Shut down the Internet

A Sybase story this time. I was a network & security guy at Sybase for just under 5 years, between 1995 and 2000.

Speaking of 2000, I was at Sybase for the Y2K rollover. Like most IT shops, we had spent a couple of years planning for Y2K, and as it got closer, we got busier. Then I get a visit from the director of telecom. He tells me that for the rollover weekend, we will be shutting down all Internet, dialup and ISDN links.

What?!?

Yes, his boss, one of the co-CIOs we had at the time, told him to cut off all outside communications because of hackers. The request got dropped in my lap, because I was in charge of all the Internet links, firewalls, and dialup lines.

What?!?

It was explained to me that our CEO, John Chen, had been golfing with one of his buddies from HP, and he had heard through the grapevine that the hackers were going to be out in force on the Y2K weekend, and were saving their attacks for when companies were at their most vulnerable. Therefore, we were going to preemptively take down our communications links, just like HP!

(Remember the scandal about HP taking themselves off the net over the Y2K weekend, screwing their customers? No, you don't. It didn't happen.)

I tried, briefly, to deal with my upstream management on the issue. Nope, I was told it was a done deal. This was several days before the rollover.
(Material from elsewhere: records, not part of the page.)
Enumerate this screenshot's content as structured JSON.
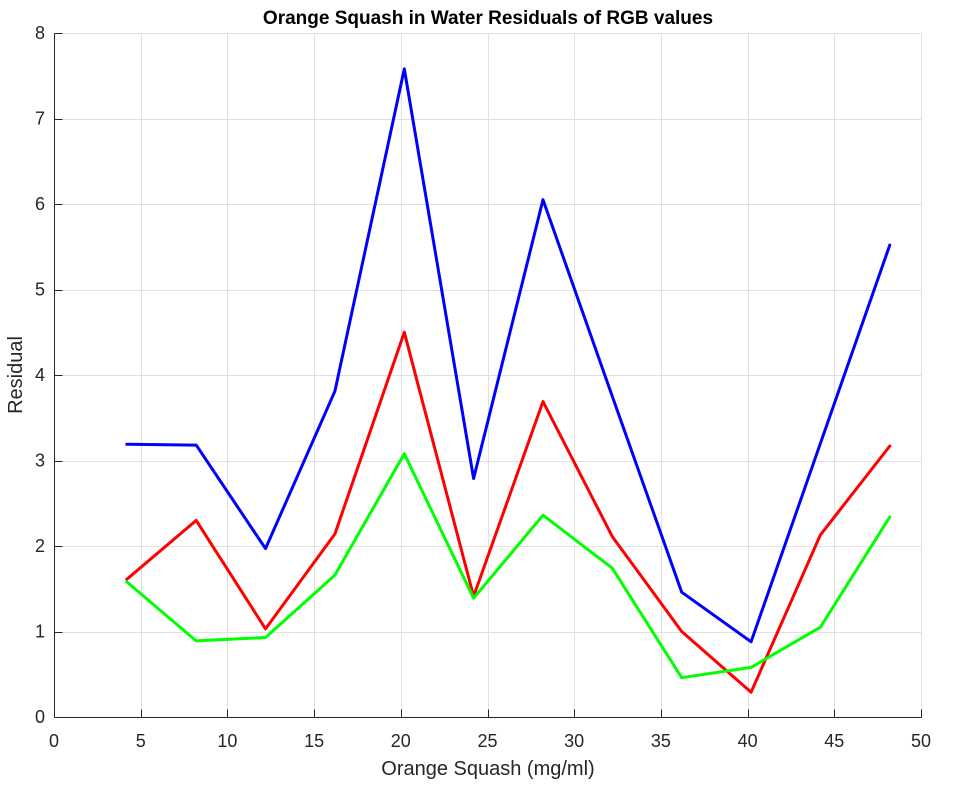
{
  "chart_data": {
    "type": "line",
    "title": "Orange Squash in Water Residuals of RGB values",
    "xlabel": "Orange Squash (mg/ml)",
    "ylabel": "Residual",
    "xlim": [
      0,
      50
    ],
    "ylim": [
      0,
      8
    ],
    "xticks": [
      0,
      5,
      10,
      15,
      20,
      25,
      30,
      35,
      40,
      45,
      50
    ],
    "yticks": [
      0,
      1,
      2,
      3,
      4,
      5,
      6,
      7,
      8
    ],
    "grid": true,
    "legend": null,
    "x": [
      4.2,
      8.2,
      12.2,
      16.2,
      20.2,
      24.2,
      28.2,
      32.2,
      36.2,
      40.2,
      44.2,
      48.2
    ],
    "series": [
      {
        "name": "Blue",
        "color": "#0000ff",
        "values": [
          3.19,
          3.18,
          1.97,
          3.81,
          7.58,
          2.79,
          6.05,
          3.75,
          1.46,
          0.88,
          3.2,
          5.52
        ]
      },
      {
        "name": "Red",
        "color": "#ff0000",
        "values": [
          1.61,
          2.3,
          1.03,
          2.14,
          4.5,
          1.41,
          3.69,
          2.11,
          1.0,
          0.29,
          2.13,
          3.17
        ]
      },
      {
        "name": "Green",
        "color": "#00ff00",
        "values": [
          1.58,
          0.89,
          0.93,
          1.66,
          3.08,
          1.39,
          2.36,
          1.74,
          0.46,
          0.58,
          1.05,
          2.34
        ]
      }
    ]
  }
}
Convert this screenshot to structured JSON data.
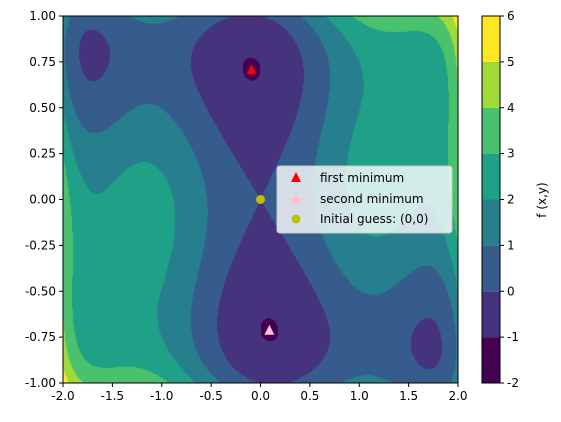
{
  "chart_data": {
    "type": "contourf",
    "function_label": "f (x,y)",
    "xlim": [
      -2.0,
      2.0
    ],
    "ylim": [
      -1.0,
      1.0
    ],
    "x_ticks": [
      "-2.0",
      "-1.5",
      "-1.0",
      "-0.5",
      "0.0",
      "0.5",
      "1.0",
      "1.5",
      "2.0"
    ],
    "y_ticks": [
      "-1.00",
      "-0.75",
      "-0.50",
      "-0.25",
      "0.00",
      "0.25",
      "0.50",
      "0.75",
      "1.00"
    ],
    "levels": [
      -2,
      -1,
      0,
      1,
      2,
      3,
      4,
      5,
      6
    ],
    "level_colors": [
      "#440154",
      "#46337e",
      "#365c8d",
      "#277f8e",
      "#1fa187",
      "#4ac16d",
      "#a0da39",
      "#fde725"
    ],
    "colorbar_labels": [
      "-2",
      "-1",
      "0",
      "1",
      "2",
      "3",
      "4",
      "5",
      "6"
    ],
    "colorbar_label": "f (x,y)",
    "markers": [
      {
        "name": "first minimum",
        "x": -0.09,
        "y": 0.71,
        "marker": "triangle",
        "color": "#ff0000"
      },
      {
        "name": "second minimum",
        "x": 0.09,
        "y": -0.71,
        "marker": "triangle",
        "color": "#ffc0cb"
      },
      {
        "name": "Initial guess: (0,0)",
        "x": 0.0,
        "y": 0.0,
        "marker": "circle",
        "color": "#bfbf00"
      }
    ],
    "legend_position": "center-right"
  }
}
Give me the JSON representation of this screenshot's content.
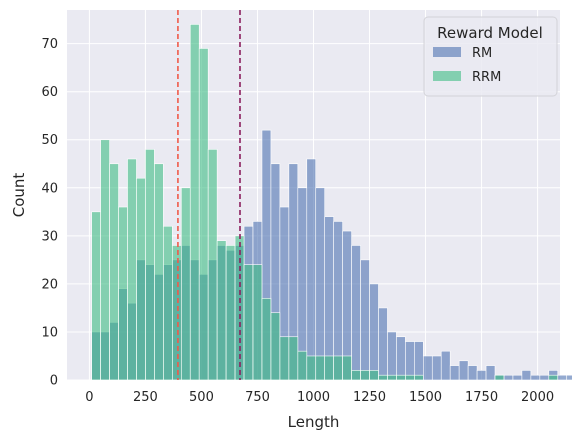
{
  "chart_data": {
    "type": "histogram",
    "xlabel": "Length",
    "ylabel": "Count",
    "xlim": [
      -100,
      2100
    ],
    "ylim": [
      0,
      77
    ],
    "xticks": [
      0,
      250,
      500,
      750,
      1000,
      1250,
      1500,
      1750,
      2000
    ],
    "yticks": [
      0,
      10,
      20,
      30,
      40,
      50,
      60,
      70
    ],
    "grid": true,
    "legend": {
      "title": "Reward Model",
      "placement": "top-right"
    },
    "bin_width": 40,
    "bin_start": 10,
    "series": [
      {
        "name": "RM",
        "color": "#4c72b0",
        "values": [
          10,
          10,
          12,
          19,
          16,
          25,
          24,
          22,
          24,
          25,
          28,
          25,
          22,
          25,
          28,
          27,
          28,
          32,
          33,
          52,
          45,
          36,
          45,
          40,
          46,
          40,
          34,
          33,
          31,
          28,
          25,
          20,
          15,
          10,
          9,
          8,
          8,
          5,
          5,
          6,
          3,
          4,
          3,
          2,
          3,
          1,
          1,
          1,
          2,
          1,
          1,
          2,
          1,
          1,
          1,
          1,
          1
        ]
      },
      {
        "name": "RRM",
        "color": "#3dbd83",
        "values": [
          35,
          50,
          45,
          36,
          46,
          42,
          48,
          45,
          32,
          28,
          40,
          74,
          69,
          48,
          29,
          28,
          30,
          24,
          24,
          17,
          14,
          9,
          9,
          6,
          5,
          5,
          5,
          5,
          5,
          2,
          2,
          2,
          1,
          1,
          1,
          1,
          1,
          0,
          0,
          0,
          0,
          0,
          0,
          0,
          0,
          1,
          0,
          0,
          0,
          0,
          0,
          1,
          0,
          0,
          0,
          0,
          0
        ]
      }
    ],
    "reference_lines": [
      {
        "x": 395,
        "color": "#f05a4a"
      },
      {
        "x": 672,
        "color": "#8b1f5e"
      }
    ]
  },
  "colors": {
    "background": "#ffffff",
    "plot_bg": "#eaeaf2",
    "grid": "#ffffff",
    "text": "#262626",
    "overlap": "#5b9a9b"
  }
}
I didn't wait long to go over everyone's heads and email the CEO explaining why he was making a mistake. Reasons included things like "You're going to make SURE you have a major outage on the chance that you MIGHT have an attacker-driven outage." "I know a lot of these 'hackers' they will either being working on Y2K at the day job, or drunk for New Years." "What about all of our customers who need last-minute Y2K patches? What about all of our OWN people who need the same from other vendors?" "Do you have any idea what level of attack we already get and live through every day? We get over a million failed connection attempts every day. Literally!".
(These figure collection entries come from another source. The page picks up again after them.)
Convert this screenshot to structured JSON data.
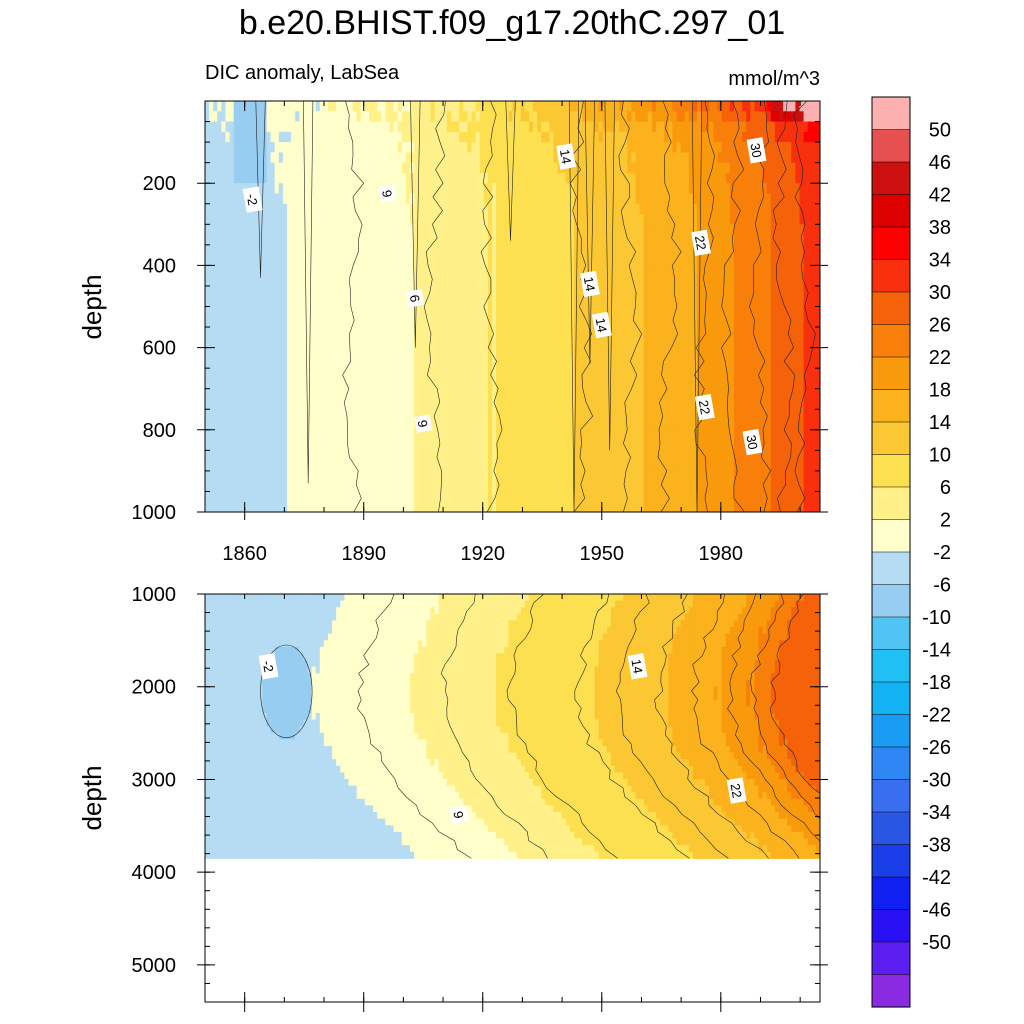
{
  "title": "b.e20.BHIST.f09_g17.20thC.297_01",
  "colors": {
    "contour_line": "#222222",
    "label_bg": "#ffffff",
    "border": "#000000"
  },
  "chart_data": [
    {
      "type": "heatmap",
      "panel": "upper",
      "title": "DIC anomaly, LabSea",
      "units": "mmol/m^3",
      "xlabel": "",
      "ylabel": "depth",
      "xlim": [
        1850,
        2005
      ],
      "ylim": [
        0,
        1000
      ],
      "y_inverted": true,
      "x_ticks": [
        1860,
        1890,
        1920,
        1950,
        1980
      ],
      "x_tick_labels": [
        "1860",
        "1890",
        "1920",
        "1950",
        "1980"
      ],
      "y_ticks": [
        200,
        400,
        600,
        800,
        1000
      ],
      "y_tick_labels": [
        "200",
        "400",
        "600",
        "800",
        "1000"
      ],
      "profile_years": [
        1850,
        1860,
        1875,
        1890,
        1905,
        1920,
        1935,
        1950,
        1965,
        1975,
        1985,
        1995,
        2005
      ],
      "profile_values": [
        0.5,
        1.0,
        2.5,
        4.0,
        6.5,
        9.5,
        12.5,
        15.5,
        19.0,
        22.5,
        26.5,
        31.0,
        36.0
      ],
      "contour_labels": [
        {
          "text": "-2",
          "year": 1862,
          "depth": 240
        },
        {
          "text": "9",
          "year": 1896,
          "depth": 225
        },
        {
          "text": "14",
          "year": 1941,
          "depth": 135
        },
        {
          "text": "30",
          "year": 1989,
          "depth": 120
        },
        {
          "text": "22",
          "year": 1975,
          "depth": 345
        },
        {
          "text": "14",
          "year": 1947,
          "depth": 445
        },
        {
          "text": "6",
          "year": 1903,
          "depth": 480
        },
        {
          "text": "14",
          "year": 1950,
          "depth": 545
        },
        {
          "text": "22",
          "year": 1976,
          "depth": 745
        },
        {
          "text": "9",
          "year": 1905,
          "depth": 785
        },
        {
          "text": "30",
          "year": 1988,
          "depth": 830
        }
      ]
    },
    {
      "type": "heatmap",
      "panel": "lower",
      "xlabel": "",
      "ylabel": "depth",
      "xlim": [
        1850,
        2005
      ],
      "ylim": [
        1000,
        5400
      ],
      "y_inverted": true,
      "data_bottom_depth": 3850,
      "y_ticks": [
        1000,
        2000,
        3000,
        4000,
        5000
      ],
      "y_tick_labels": [
        "1000",
        "2000",
        "3000",
        "4000",
        "5000"
      ],
      "profile_years": [
        1850,
        1865,
        1880,
        1895,
        1910,
        1925,
        1940,
        1955,
        1970,
        1985,
        1995,
        2005
      ],
      "profile_values": [
        0.5,
        1.0,
        1.5,
        3.0,
        6.0,
        9.0,
        11.5,
        14.0,
        17.0,
        21.0,
        26.0,
        33.0
      ],
      "negative_patch": {
        "year_from": 1864,
        "year_to": 1877,
        "depth_from": 1550,
        "depth_to": 2550,
        "value": -2
      },
      "contour_labels": [
        {
          "text": "-2",
          "year": 1866,
          "depth": 1780
        },
        {
          "text": "14",
          "year": 1959,
          "depth": 1780
        },
        {
          "text": "22",
          "year": 1984,
          "depth": 3120
        },
        {
          "text": "9",
          "year": 1914,
          "depth": 3380
        }
      ]
    }
  ],
  "colorbar": {
    "levels": [
      -50,
      -46,
      -42,
      -38,
      -34,
      -30,
      -26,
      -22,
      -18,
      -14,
      -10,
      -6,
      -2,
      2,
      6,
      10,
      14,
      18,
      22,
      26,
      30,
      34,
      38,
      42,
      46,
      50
    ],
    "labels": [
      "-50",
      "-46",
      "-42",
      "-38",
      "-34",
      "-30",
      "-26",
      "-22",
      "-18",
      "-14",
      "-10",
      "-6",
      "-2",
      "2",
      "6",
      "10",
      "14",
      "18",
      "22",
      "26",
      "30",
      "34",
      "38",
      "42",
      "46",
      "50"
    ],
    "colors": [
      "#8a2be2",
      "#5a1ef0",
      "#2a10f5",
      "#1020f0",
      "#1a3ee8",
      "#2a56e4",
      "#3a6ef0",
      "#2e86f5",
      "#1a9cf5",
      "#12b2f5",
      "#20c0f5",
      "#50c4f2",
      "#96cdf0",
      "#b6dcf4",
      "#ffffcc",
      "#fff08a",
      "#fde050",
      "#fbc834",
      "#fbb21c",
      "#f99a0c",
      "#f8800a",
      "#f5620a",
      "#f8300e",
      "#ff0000",
      "#dd0000",
      "#cc1010",
      "#e65050",
      "#fdb0b0"
    ]
  }
}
And he started to relent. I had a reasonable explanation for each of his concerns.

The "deal" was that I would build a monitoring team, so that we had 24-hour around-the-clock coverage of the firewalls and other logs, looking for anything suspicious. I had to report in every so often. Anything really bad, and we would have to pull the plug.

Of course, nothing happened. After about 12 hours, the CEO got really, really bored looking at attack reports. Oh look, a port scan. Oooh... a distributed port scan! Hey, 100,000 attempts to connect to a telnet port that isn't listening.
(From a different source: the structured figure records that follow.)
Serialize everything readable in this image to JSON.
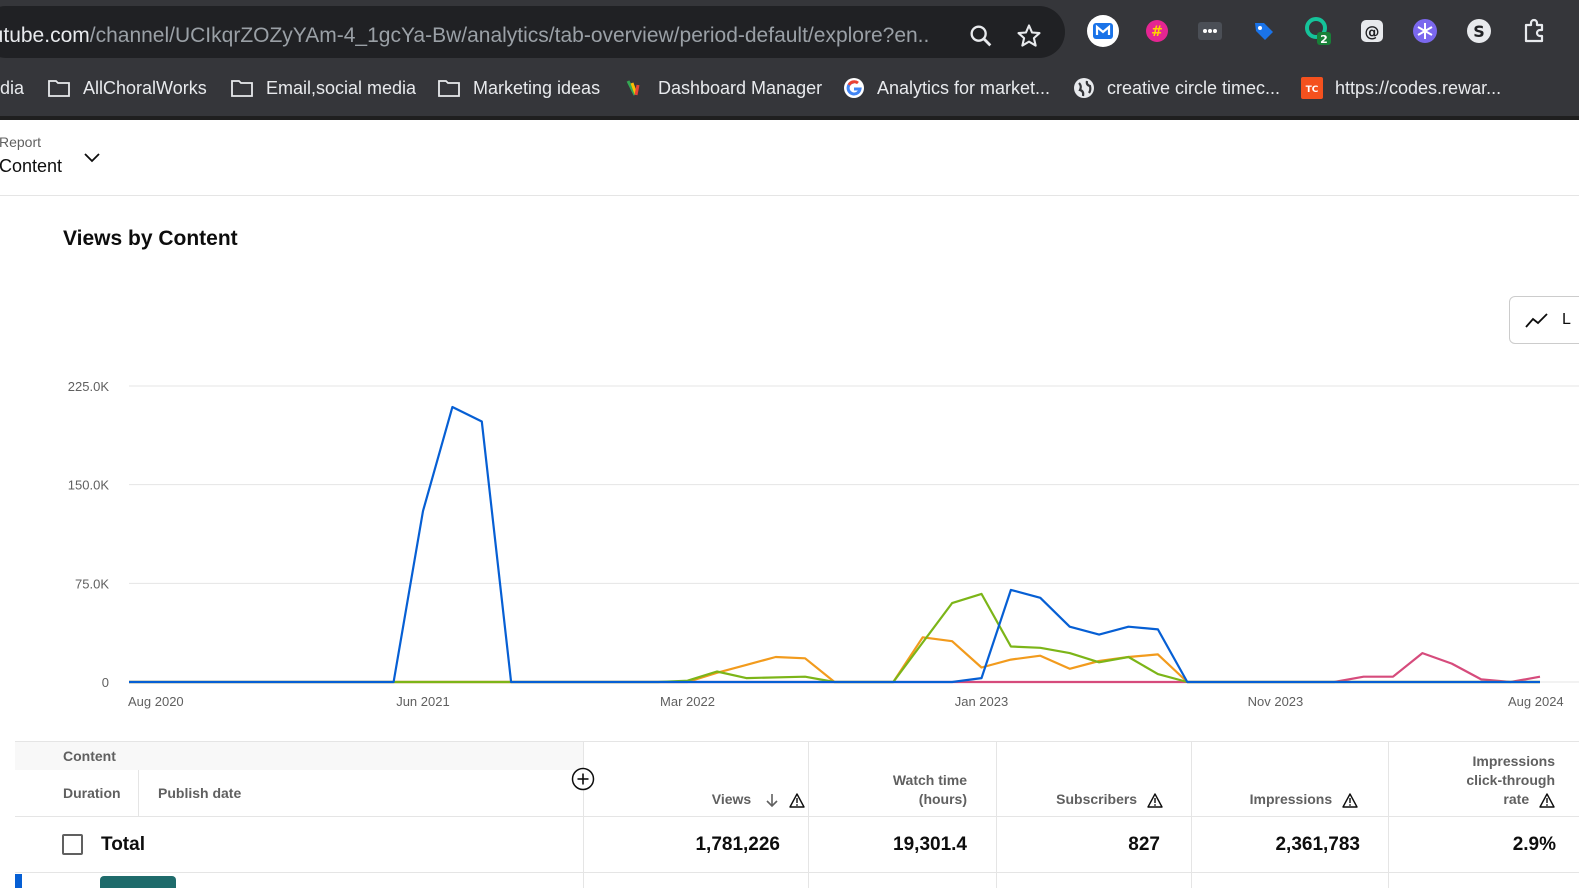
{
  "browser": {
    "url_host": "outube.com",
    "url_path": "/channel/UCIkqrZOZyYAm-4_1gcYa-Bw/analytics/tab-overview/period-default/explore?en...",
    "extensions": [
      {
        "icon": "meet-m-icon",
        "text": "",
        "color": "#1a73e8"
      },
      {
        "icon": "hash-icon",
        "text": "#",
        "color": "#e52592"
      },
      {
        "icon": "dots-icon",
        "text": "•••",
        "color": "#3c4043"
      },
      {
        "icon": "tag-icon",
        "text": "",
        "color": "#1a73e8"
      },
      {
        "icon": "grammar-icon",
        "text": "",
        "color": "#15c39a",
        "badge": "2"
      },
      {
        "icon": "at-icon",
        "text": "@",
        "color": "#e8eaed"
      },
      {
        "icon": "snowflake-icon",
        "text": "",
        "color": "#7b68ee"
      },
      {
        "icon": "s-icon",
        "text": "S",
        "color": "#e8eaed"
      }
    ],
    "bookmarks": [
      {
        "label": "dia",
        "icon": "none"
      },
      {
        "label": "AllChoralWorks",
        "icon": "folder-icon"
      },
      {
        "label": "Email,social media",
        "icon": "folder-icon"
      },
      {
        "label": "Marketing ideas",
        "icon": "folder-icon"
      },
      {
        "label": "Dashboard Manager",
        "icon": "dashboard-icon"
      },
      {
        "label": "Analytics for market...",
        "icon": "google-icon"
      },
      {
        "label": "creative circle timec...",
        "icon": "globe-icon"
      },
      {
        "label": "https://codes.rewar...",
        "icon": "tc-icon",
        "icon_text": "TC"
      }
    ]
  },
  "report": {
    "label": "Report",
    "value": "Content"
  },
  "chart_title": "Views by Content",
  "chart_type_label": "L",
  "chart_data": {
    "type": "line",
    "title": "Views by Content",
    "xlabel": "",
    "ylabel": "",
    "x_ticks": [
      "Aug 2020",
      "Jun 2021",
      "Mar 2022",
      "Jan 2023",
      "Nov 2023",
      "Aug 2024"
    ],
    "y_ticks": [
      "0",
      "75.0K",
      "150.0K",
      "225.0K"
    ],
    "ylim": [
      0,
      225000
    ],
    "grid": true,
    "series": [
      {
        "color": "#065fd4",
        "points": [
          [
            "2020-08",
            0
          ],
          [
            "2021-05",
            0
          ],
          [
            "2021-06",
            130000
          ],
          [
            "2021-07",
            209000
          ],
          [
            "2021-08",
            198000
          ],
          [
            "2021-09",
            0
          ],
          [
            "2022-12",
            0
          ],
          [
            "2023-01",
            3000
          ],
          [
            "2023-02",
            70000
          ],
          [
            "2023-03",
            64000
          ],
          [
            "2023-04",
            42000
          ],
          [
            "2023-05",
            36000
          ],
          [
            "2023-06",
            42000
          ],
          [
            "2023-07",
            40000
          ],
          [
            "2023-08",
            0
          ],
          [
            "2024-08",
            0
          ]
        ]
      },
      {
        "color": "#7cb518",
        "points": [
          [
            "2020-08",
            0
          ],
          [
            "2022-02",
            0
          ],
          [
            "2022-03",
            1000
          ],
          [
            "2022-04",
            8000
          ],
          [
            "2022-05",
            3000
          ],
          [
            "2022-07",
            4000
          ],
          [
            "2022-08",
            0
          ],
          [
            "2022-10",
            0
          ],
          [
            "2022-11",
            30000
          ],
          [
            "2022-12",
            60000
          ],
          [
            "2023-01",
            67000
          ],
          [
            "2023-02",
            27000
          ],
          [
            "2023-03",
            26000
          ],
          [
            "2023-04",
            22000
          ],
          [
            "2023-05",
            15000
          ],
          [
            "2023-06",
            19000
          ],
          [
            "2023-07",
            6000
          ],
          [
            "2023-08",
            0
          ],
          [
            "2024-08",
            0
          ]
        ]
      },
      {
        "color": "#f29b1d",
        "points": [
          [
            "2020-08",
            0
          ],
          [
            "2022-03",
            0
          ],
          [
            "2022-04",
            7000
          ],
          [
            "2022-05",
            13000
          ],
          [
            "2022-06",
            19000
          ],
          [
            "2022-07",
            18000
          ],
          [
            "2022-08",
            0
          ],
          [
            "2022-10",
            0
          ],
          [
            "2022-11",
            34000
          ],
          [
            "2022-12",
            31000
          ],
          [
            "2023-01",
            11000
          ],
          [
            "2023-02",
            17000
          ],
          [
            "2023-03",
            20000
          ],
          [
            "2023-04",
            10000
          ],
          [
            "2023-05",
            16000
          ],
          [
            "2023-06",
            19000
          ],
          [
            "2023-07",
            21000
          ],
          [
            "2023-08",
            0
          ],
          [
            "2024-08",
            0
          ]
        ]
      },
      {
        "color": "#d64b7c",
        "points": [
          [
            "2020-08",
            0
          ],
          [
            "2024-01",
            0
          ],
          [
            "2024-02",
            4000
          ],
          [
            "2024-03",
            4000
          ],
          [
            "2024-04",
            22000
          ],
          [
            "2024-05",
            14000
          ],
          [
            "2024-06",
            2000
          ],
          [
            "2024-07",
            0
          ],
          [
            "2024-08",
            4000
          ]
        ]
      }
    ]
  },
  "table": {
    "content_header": "Content",
    "duration_header": "Duration",
    "publish_date_header": "Publish date",
    "views_header": "Views",
    "watch_time_header_1": "Watch time",
    "watch_time_header_2": "(hours)",
    "subscribers_header": "Subscribers",
    "impressions_header": "Impressions",
    "ctr_header_1": "Impressions",
    "ctr_header_2": "click-through",
    "ctr_header_3": "rate",
    "total": {
      "label": "Total",
      "views": "1,781,226",
      "watch_time": "19,301.4",
      "subscribers": "827",
      "impressions": "2,361,783",
      "ctr": "2.9%"
    }
  }
}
But I had had to make 8 network & security people work the entire Y2K weekend, 8 hours on, 8 hours off, to be allowed to keep the links up. These were 8 people who had done their jobs ahead of time, like they should have, and by all rights should have had a nice relaxing New Years Eve for the big millenium switch.

And Sybase was just going to screw their customers. Not to mention making us as a company look like idiots.

So, I got my way, forced Sybase to do the right thing, and had to suffer for it. And naturally, I got the warning email after about "going through channels" (which would have got me exactly nowhere. I had had about 2 days.)

I left Sybase on January 31st to go work for SecurityFocus. Sybase had made a corporate decision to essentially spam people, also over my objections. (Did I mention that I was abuse@sybase.com?) Plus, I was starting to get the kind of treatment that made it clear I was being punished for going over people's heads. This just after I had tracked down a rogue sysadmin who was embezzling (a story for another time.)

Since then, I've taken jobs with people and companies that actually care about security.

(No, don't lecture me about what year the millenium rolled over. I have my own ideas about that.)